By Andreas Charalambous and Omiros Pissarides
The prolonged period of rising inflation over the past year and a half has pushed major Central Banks to successive interest rate hikes. Specifically, base rates in the US have risen sharply, from 0.25 to 5 per cent, while interest rates in the EU have jumped from -0.5 to 3.5 per cent over the last twelve months. Today’s article attempts to summarise the key implications for commercial banks.
Empirically, periods of high interest rates, such as the one we are experiencing currently, offer banks an opportunity for improved profitability, due to better returns on their deposits with central banks, as well as the widened gap between deposit and lending rates.

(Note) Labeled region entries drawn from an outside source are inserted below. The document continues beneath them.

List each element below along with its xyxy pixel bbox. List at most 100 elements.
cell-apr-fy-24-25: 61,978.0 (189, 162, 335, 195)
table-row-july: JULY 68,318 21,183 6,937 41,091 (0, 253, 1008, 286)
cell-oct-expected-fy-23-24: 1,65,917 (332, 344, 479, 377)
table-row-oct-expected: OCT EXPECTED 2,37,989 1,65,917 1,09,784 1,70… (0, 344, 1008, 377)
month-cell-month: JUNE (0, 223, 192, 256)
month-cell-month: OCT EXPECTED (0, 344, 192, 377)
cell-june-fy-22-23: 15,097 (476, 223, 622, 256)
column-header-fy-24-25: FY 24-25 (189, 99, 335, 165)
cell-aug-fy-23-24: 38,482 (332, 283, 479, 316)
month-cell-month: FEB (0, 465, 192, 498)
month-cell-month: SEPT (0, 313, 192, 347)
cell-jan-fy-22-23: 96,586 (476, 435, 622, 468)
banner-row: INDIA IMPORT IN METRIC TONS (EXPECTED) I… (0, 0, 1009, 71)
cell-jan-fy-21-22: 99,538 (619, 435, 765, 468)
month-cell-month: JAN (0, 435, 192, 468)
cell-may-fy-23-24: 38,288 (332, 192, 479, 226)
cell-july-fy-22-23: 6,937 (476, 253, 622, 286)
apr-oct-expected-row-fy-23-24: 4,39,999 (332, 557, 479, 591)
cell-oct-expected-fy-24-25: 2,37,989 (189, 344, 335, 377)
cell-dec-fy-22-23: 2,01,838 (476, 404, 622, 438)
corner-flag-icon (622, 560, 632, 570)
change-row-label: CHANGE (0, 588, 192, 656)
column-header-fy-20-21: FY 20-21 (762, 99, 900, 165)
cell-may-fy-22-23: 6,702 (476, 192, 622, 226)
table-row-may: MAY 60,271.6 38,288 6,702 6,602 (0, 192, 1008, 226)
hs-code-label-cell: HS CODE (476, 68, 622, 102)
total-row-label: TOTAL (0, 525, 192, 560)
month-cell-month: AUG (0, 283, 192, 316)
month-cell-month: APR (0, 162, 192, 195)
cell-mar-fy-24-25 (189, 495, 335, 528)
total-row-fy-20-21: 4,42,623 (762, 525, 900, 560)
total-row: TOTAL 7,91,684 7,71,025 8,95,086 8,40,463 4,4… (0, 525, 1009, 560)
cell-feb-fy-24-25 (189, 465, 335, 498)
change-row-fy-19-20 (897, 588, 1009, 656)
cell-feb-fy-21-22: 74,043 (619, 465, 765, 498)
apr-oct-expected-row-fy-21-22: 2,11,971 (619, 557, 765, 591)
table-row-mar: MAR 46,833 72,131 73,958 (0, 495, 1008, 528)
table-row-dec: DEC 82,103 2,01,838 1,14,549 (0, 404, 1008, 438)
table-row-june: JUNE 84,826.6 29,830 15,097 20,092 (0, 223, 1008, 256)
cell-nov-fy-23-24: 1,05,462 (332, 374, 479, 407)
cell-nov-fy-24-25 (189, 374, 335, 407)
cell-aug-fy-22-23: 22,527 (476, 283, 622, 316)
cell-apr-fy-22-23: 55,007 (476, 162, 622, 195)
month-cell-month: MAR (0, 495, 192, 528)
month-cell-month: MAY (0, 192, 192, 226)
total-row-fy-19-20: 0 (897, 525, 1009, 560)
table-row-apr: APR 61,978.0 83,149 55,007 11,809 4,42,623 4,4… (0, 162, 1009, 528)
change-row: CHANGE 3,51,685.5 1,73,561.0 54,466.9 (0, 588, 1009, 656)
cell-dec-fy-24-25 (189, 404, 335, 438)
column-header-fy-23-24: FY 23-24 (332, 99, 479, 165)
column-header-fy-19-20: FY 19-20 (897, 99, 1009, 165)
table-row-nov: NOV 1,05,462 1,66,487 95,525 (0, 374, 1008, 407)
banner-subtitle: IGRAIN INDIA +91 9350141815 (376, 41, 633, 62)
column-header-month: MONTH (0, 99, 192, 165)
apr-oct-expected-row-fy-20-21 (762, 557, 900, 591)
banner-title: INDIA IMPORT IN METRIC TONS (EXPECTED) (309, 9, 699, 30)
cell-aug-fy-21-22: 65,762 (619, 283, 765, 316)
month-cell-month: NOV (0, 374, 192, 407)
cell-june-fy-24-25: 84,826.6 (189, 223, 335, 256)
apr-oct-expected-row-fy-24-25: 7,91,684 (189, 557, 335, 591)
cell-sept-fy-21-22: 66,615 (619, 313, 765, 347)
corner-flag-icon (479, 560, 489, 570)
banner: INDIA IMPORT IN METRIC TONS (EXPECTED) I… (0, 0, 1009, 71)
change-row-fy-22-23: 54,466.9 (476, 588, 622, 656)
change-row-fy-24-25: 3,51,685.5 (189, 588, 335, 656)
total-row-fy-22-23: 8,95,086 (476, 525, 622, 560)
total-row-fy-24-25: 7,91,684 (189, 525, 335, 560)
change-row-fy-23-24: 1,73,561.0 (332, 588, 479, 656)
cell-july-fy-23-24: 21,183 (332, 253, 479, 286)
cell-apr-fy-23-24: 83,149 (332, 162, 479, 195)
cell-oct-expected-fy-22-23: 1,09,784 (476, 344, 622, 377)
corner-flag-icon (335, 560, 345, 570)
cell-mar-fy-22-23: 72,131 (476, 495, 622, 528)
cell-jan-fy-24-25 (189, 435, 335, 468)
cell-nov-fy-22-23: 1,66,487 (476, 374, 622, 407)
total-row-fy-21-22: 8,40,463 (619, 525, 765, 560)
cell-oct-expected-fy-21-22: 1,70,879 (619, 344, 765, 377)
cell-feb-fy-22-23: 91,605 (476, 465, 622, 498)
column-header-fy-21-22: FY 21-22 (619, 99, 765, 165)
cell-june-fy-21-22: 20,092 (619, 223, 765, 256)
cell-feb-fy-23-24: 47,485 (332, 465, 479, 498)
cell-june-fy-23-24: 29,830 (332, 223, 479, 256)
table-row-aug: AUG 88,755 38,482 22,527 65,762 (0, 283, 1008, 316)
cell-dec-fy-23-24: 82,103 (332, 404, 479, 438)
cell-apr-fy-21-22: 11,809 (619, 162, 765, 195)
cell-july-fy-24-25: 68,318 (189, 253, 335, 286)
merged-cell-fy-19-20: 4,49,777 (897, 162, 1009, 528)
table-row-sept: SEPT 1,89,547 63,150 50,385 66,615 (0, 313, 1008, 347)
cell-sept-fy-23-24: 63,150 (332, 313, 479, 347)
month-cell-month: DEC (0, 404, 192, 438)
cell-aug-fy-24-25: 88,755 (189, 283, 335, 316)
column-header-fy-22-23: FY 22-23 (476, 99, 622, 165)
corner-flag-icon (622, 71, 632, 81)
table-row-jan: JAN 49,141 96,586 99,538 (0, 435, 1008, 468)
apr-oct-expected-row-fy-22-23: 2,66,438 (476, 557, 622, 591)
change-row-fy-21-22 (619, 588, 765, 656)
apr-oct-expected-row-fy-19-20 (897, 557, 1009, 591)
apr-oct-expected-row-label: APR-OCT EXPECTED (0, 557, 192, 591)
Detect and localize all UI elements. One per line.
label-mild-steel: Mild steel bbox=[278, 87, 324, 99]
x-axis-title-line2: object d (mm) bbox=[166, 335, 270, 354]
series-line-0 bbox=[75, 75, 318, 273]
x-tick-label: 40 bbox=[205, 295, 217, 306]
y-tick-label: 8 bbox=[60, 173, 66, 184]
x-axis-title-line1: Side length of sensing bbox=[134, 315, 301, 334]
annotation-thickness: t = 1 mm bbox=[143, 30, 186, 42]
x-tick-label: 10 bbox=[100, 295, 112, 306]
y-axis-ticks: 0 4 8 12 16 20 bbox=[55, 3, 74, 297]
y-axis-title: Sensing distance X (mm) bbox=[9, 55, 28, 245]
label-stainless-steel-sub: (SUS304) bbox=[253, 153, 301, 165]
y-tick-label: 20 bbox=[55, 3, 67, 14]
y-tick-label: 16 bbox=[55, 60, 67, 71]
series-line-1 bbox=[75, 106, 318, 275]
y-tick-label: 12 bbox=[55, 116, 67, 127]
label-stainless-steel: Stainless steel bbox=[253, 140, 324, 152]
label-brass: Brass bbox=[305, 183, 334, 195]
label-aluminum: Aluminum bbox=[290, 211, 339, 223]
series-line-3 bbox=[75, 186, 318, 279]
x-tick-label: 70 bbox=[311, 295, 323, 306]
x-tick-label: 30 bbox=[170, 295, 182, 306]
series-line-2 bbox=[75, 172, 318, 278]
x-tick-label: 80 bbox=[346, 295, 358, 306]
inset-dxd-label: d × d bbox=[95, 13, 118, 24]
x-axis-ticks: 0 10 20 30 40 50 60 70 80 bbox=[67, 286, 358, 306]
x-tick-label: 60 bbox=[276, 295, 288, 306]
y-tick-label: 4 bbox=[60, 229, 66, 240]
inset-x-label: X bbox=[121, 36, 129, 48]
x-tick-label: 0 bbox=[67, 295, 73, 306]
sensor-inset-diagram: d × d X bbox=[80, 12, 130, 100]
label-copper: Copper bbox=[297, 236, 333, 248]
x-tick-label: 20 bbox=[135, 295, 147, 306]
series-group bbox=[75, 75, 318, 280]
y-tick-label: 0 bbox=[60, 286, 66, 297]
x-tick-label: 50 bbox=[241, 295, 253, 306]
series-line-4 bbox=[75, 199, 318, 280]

At the same time, however, higher interest rates lead to a decrease in the value of investment securities that banks hold as assets. During the pandemic, when deposits were plentiful and loan demand limited, many banks significantly increased their bond portfolios. For some banks, the losses due to the increase in interest rates were simply of an accounting nature. However, a significant number of banks faced real losses, especially in cases where they were forced to sell securities for the purpose of covering liquidity needs, like Silicon Valley Bank. Losses were particularly large in cases of liquidation of long-dated securities, which are disproportionately affected in periods of increased interest rates.
In general, banks can classify their securities into two categories: held-to-maturity and available-for-sale. The difference between the amortised cost of the securities held-to-maturity and their current fair value is recorded in accumulated other income which is added/subtracted from equity, thereby affecting the capital adequacy ratio that is a key indicator for the financial health of a bank. In the US, due to the aggressive earnings strategy adopted during the period of low interest rates manifested, among other things, in the accumulation of long-term bonds, the number of banks whose capital adequacy ratio to assets was affected and fell below 5 per cent, increased significantly in 2022.
An additional consequence of the recorded sizeable unrealised losses for a number of banks, includes restrictions on borrowing capacity, but also a reduction in the valuations of the affected institutions, thus leading to additional capital requirements, either for regulatory requirements or to engage in M&A activities.
Another essential parameter concerns private consumption and investment, which are negatively affected by higher interest rates, both in terms of consumption/investment intention, as well as repayment capacity.
Ultimately, rising interest rates have created both opportunities and challenges for banks. Any bank, regardless of strength, should carefully analyse its existing capital and liquidity planning for possible adjustments based on evolving data.